Last week we saw two great exhibitions dealing with the relationship between culture and nature: Animismus at Haus der Kulturen der Velt and Biopolis:Wild Berlin at the Museum für Naturkunde.

Biopolis: Wild Berlin purports to “merge the notion of biodiversity and metropolis” focusing on wildlife in the city of Berlin.  This minimal exhibition, in terms of display design, relies on communicating a large amount of facts and figures surrounding urban wildlife through free standing signs. Common animals, like the red squirrel, rats, foxes, and falcons appear sporadically in taxidermy form rounding out the exhibition.

This was an exciting show for us to see right now, because it focuses so heavily on the relationship between the built environment and the wild environment. It challenges the popular conception that animals find more food and shelter in the countryside, and that they are a rare site in urban areas. There is an increasing prevalence of wildlife in close proximity to cities as the countryside evolves into an ordered, ecological wasteland devoted to industrial agriculture.

Animals find food and shelter in cities more easily relying on human waste, abandoned lots, and backyard gardens. Biopolis pointed out the inevitability of this relationship and looked at ways that people can design and plan cities accordingly. For example, many volunteer naturalists are working in Berlin to support various animals and habitat generating initiatives, including bringing back beaver populations, previously almost extinct in Germany. The Berlin municipality is also encouraging bat populations to hibernate in the city’s underground waterworks.

Berlin is especially conducive to providing habitat for wild species. According to the exhibition, support for nature is part of the city’s 800 year history.

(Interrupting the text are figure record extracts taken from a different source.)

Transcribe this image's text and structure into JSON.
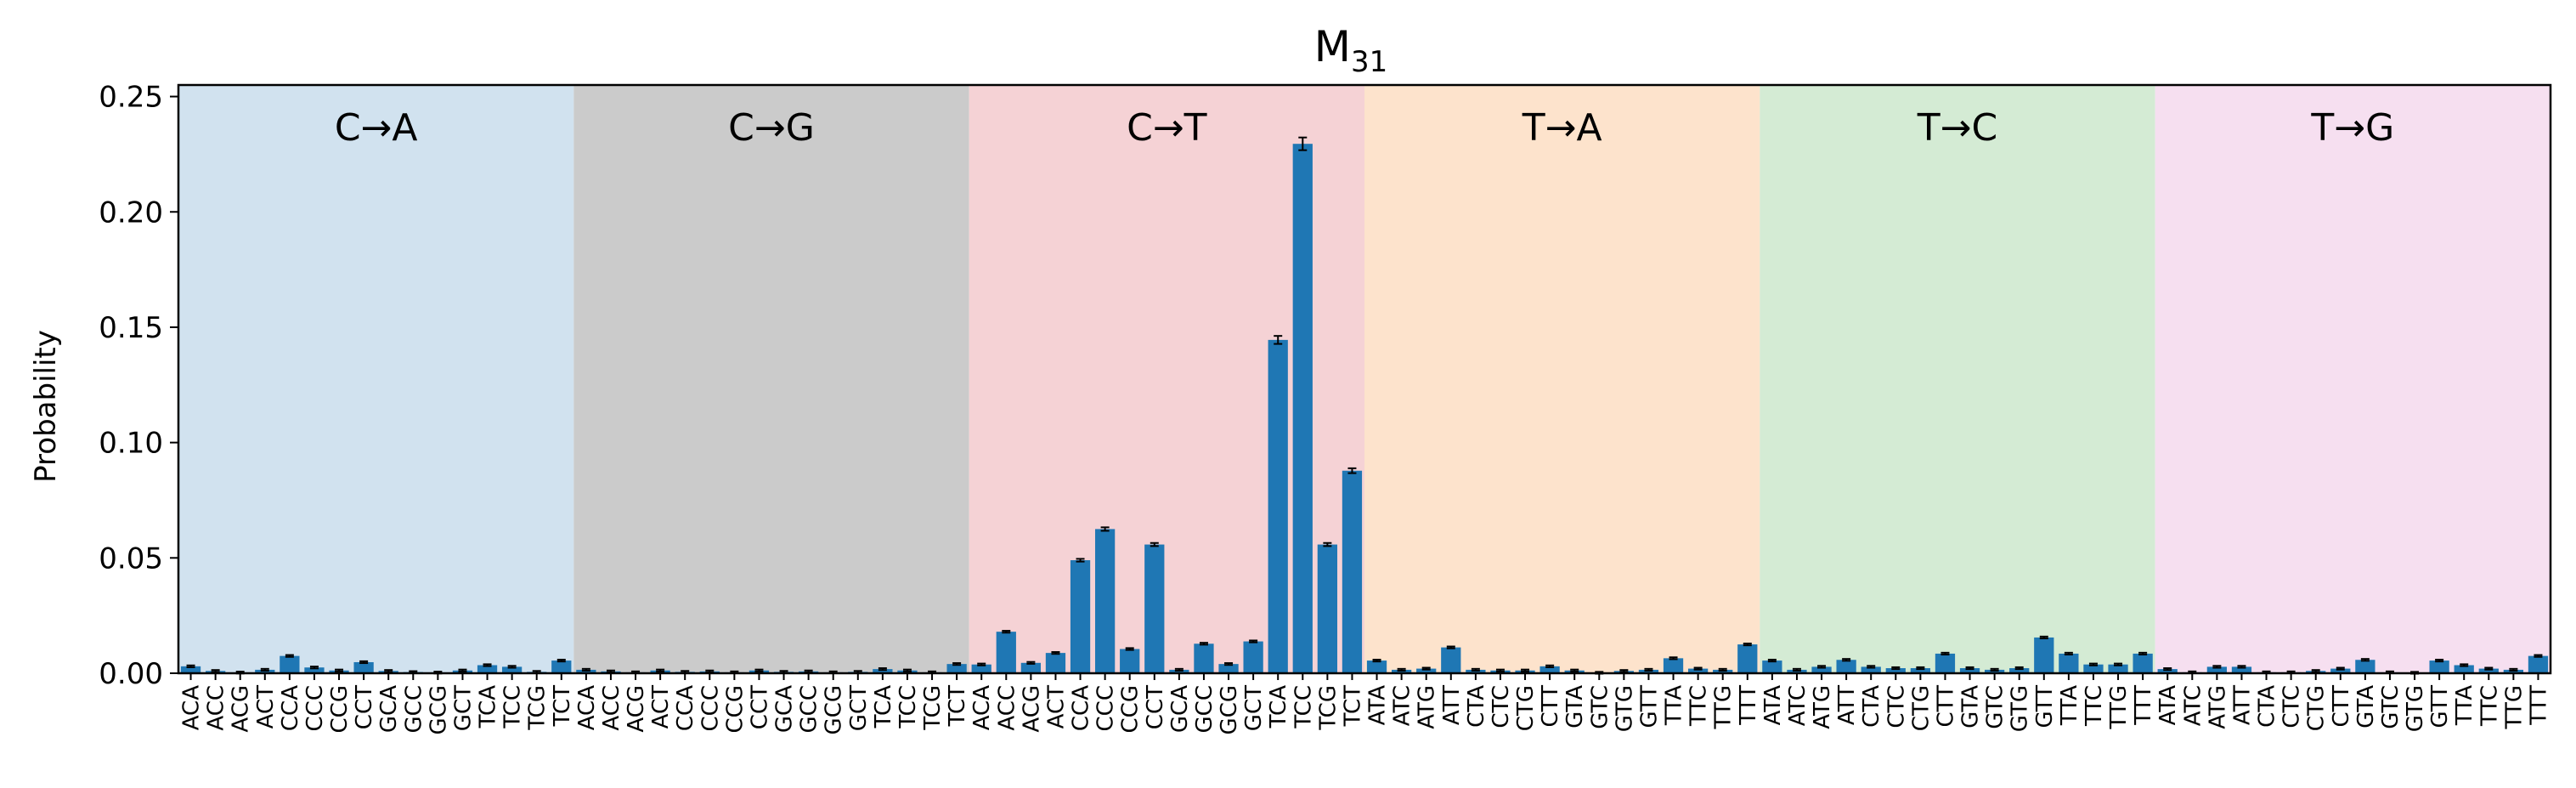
{
  "chart_data": {
    "type": "bar",
    "title": "M",
    "title_subscript": "31",
    "xlabel": "",
    "ylabel": "Probability",
    "ylim": [
      0,
      0.255
    ],
    "yticks": [
      0.0,
      0.05,
      0.1,
      0.15,
      0.2,
      0.25
    ],
    "ytick_labels": [
      "0.00",
      "0.05",
      "0.10",
      "0.15",
      "0.20",
      "0.25"
    ],
    "bar_color": "#1f77b4",
    "error_color": "#000000",
    "groups": [
      {
        "label": "C→A",
        "color": "#d1e2ef",
        "categories": [
          "ACA",
          "ACC",
          "ACG",
          "ACT",
          "CCA",
          "CCC",
          "CCG",
          "CCT",
          "GCA",
          "GCC",
          "GCG",
          "GCT",
          "TCA",
          "TCC",
          "TCG",
          "TCT"
        ],
        "values": [
          0.003,
          0.001,
          0.0003,
          0.0015,
          0.0075,
          0.0025,
          0.0012,
          0.0048,
          0.001,
          0.0005,
          0.0003,
          0.0012,
          0.0035,
          0.0028,
          0.0006,
          0.0055
        ]
      },
      {
        "label": "C→G",
        "color": "#cbcbcb",
        "categories": [
          "ACA",
          "ACC",
          "ACG",
          "ACT",
          "CCA",
          "CCC",
          "CCG",
          "CCT",
          "GCA",
          "GCC",
          "GCG",
          "GCT",
          "TCA",
          "TCC",
          "TCG",
          "TCT"
        ],
        "values": [
          0.0015,
          0.0008,
          0.0004,
          0.0012,
          0.0006,
          0.0008,
          0.0004,
          0.0012,
          0.0006,
          0.0008,
          0.0004,
          0.0006,
          0.0018,
          0.0012,
          0.0004,
          0.004
        ]
      },
      {
        "label": "C→T",
        "color": "#f5d2d5",
        "categories": [
          "ACA",
          "ACC",
          "ACG",
          "ACT",
          "CCA",
          "CCC",
          "CCG",
          "CCT",
          "GCA",
          "GCC",
          "GCG",
          "GCT",
          "TCA",
          "TCC",
          "TCG",
          "TCT"
        ],
        "values": [
          0.0038,
          0.018,
          0.0045,
          0.0088,
          0.049,
          0.0625,
          0.0105,
          0.0558,
          0.0015,
          0.0128,
          0.004,
          0.0138,
          0.1445,
          0.2295,
          0.0558,
          0.0878
        ]
      },
      {
        "label": "T→A",
        "color": "#fde3cc",
        "categories": [
          "ATA",
          "ATC",
          "ATG",
          "ATT",
          "CTA",
          "CTC",
          "CTG",
          "CTT",
          "GTA",
          "GTC",
          "GTG",
          "GTT",
          "TTA",
          "TTC",
          "TTG",
          "TTT"
        ],
        "values": [
          0.0055,
          0.0015,
          0.002,
          0.0112,
          0.0015,
          0.0012,
          0.0012,
          0.003,
          0.0012,
          0.0002,
          0.001,
          0.0015,
          0.0065,
          0.002,
          0.0015,
          0.0125
        ]
      },
      {
        "label": "T→C",
        "color": "#d4ebd4",
        "categories": [
          "ATA",
          "ATC",
          "ATG",
          "ATT",
          "CTA",
          "CTC",
          "CTG",
          "CTT",
          "GTA",
          "GTC",
          "GTG",
          "GTT",
          "TTA",
          "TTC",
          "TTG",
          "TTT"
        ],
        "values": [
          0.0055,
          0.0015,
          0.0028,
          0.0058,
          0.0028,
          0.0022,
          0.0022,
          0.0085,
          0.0022,
          0.0015,
          0.0022,
          0.0155,
          0.0085,
          0.0038,
          0.0038,
          0.0085
        ]
      },
      {
        "label": "T→G",
        "color": "#f6dff0",
        "categories": [
          "ATA",
          "ATC",
          "ATG",
          "ATT",
          "CTA",
          "CTC",
          "CTG",
          "CTT",
          "GTA",
          "GTC",
          "GTG",
          "GTT",
          "TTA",
          "TTC",
          "TTG",
          "TTT"
        ],
        "values": [
          0.0018,
          0.0004,
          0.0028,
          0.0028,
          0.0004,
          0.0004,
          0.001,
          0.002,
          0.0058,
          0.0004,
          0.0002,
          0.0055,
          0.0035,
          0.002,
          0.0015,
          0.0075
        ]
      }
    ]
  }
}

Berlin has large amounts of green space, in the form of gardens, parks, cemeteries, waterways, and woods, with less people living in the city that it was originally designed for. Everything from foxes to wild boar roam the city’s green spaces. The exhibition also mentions a new honey bee initiative in Berlin with thirteen hives being set up around the city with 50,000 bees apiece. One of these hives lives at the Museum für Naturkunde.

Animism, or Animismus in German, considers the meaning of ‘nature’ and ‘culture,’ ‘subject’ and ‘object.’ The curatorial project for Animism is a re-examining of the pre-modern cosmological practice of projecting life on to inanimate objects, and to consider it in contrast to our current basic assumptions for the order of the universe. Anselm Franke, writing in the exhibition catalog, states that animism, as a meaning making practice, is the antithesis of our contemporary, Western dualistic conception of the world ‘based on a categorical separation of subject and object.’

The interesting thing about Animism was its juxtaposition of, for example, an animation of dancing skeletons by Walt Disney with the ersatz geological taxonomy of ‘petrified bacon’ by Jimmie Durham. The ‘petrified bacon’ being a large, tan and brown rock resembling a piece of cooked bacon. The exhibition combined a broad range of archival and contemporary pieces together, a thrilling intellectual project that blurred many cultural and historical boundaries.

The best, and for me, most apt inclusion was Paulo Tavares film installation, Non-Human Rights (2011/2012) documenting the new Ecuadorian constitution granting legal rights to nature on the same level as human beings. This was a story we followed closely last year for its radical redefinition of fundamental rights under law. Rocks, rivers, mountains, and the like all have equal standing under this new constitution, which the exhibition catalog calls an ‘animist legal conception.’

We would desperately like to see more exhibitions like this in Copenhagen instead of vapid vanity exercises like, for example, the recent show of Bob Dylan’s paintings at Statens Museum for Kunst, or the Queen’s abysmal attempts at making art. Serious discourse that embeds art in a larger conversation is severely lacking in Denmark on both the underground and State levels.

Overall, these were two really exciting exhibitions that posit different ways of conceiving of our understanding surrounding our relationships with the natural world.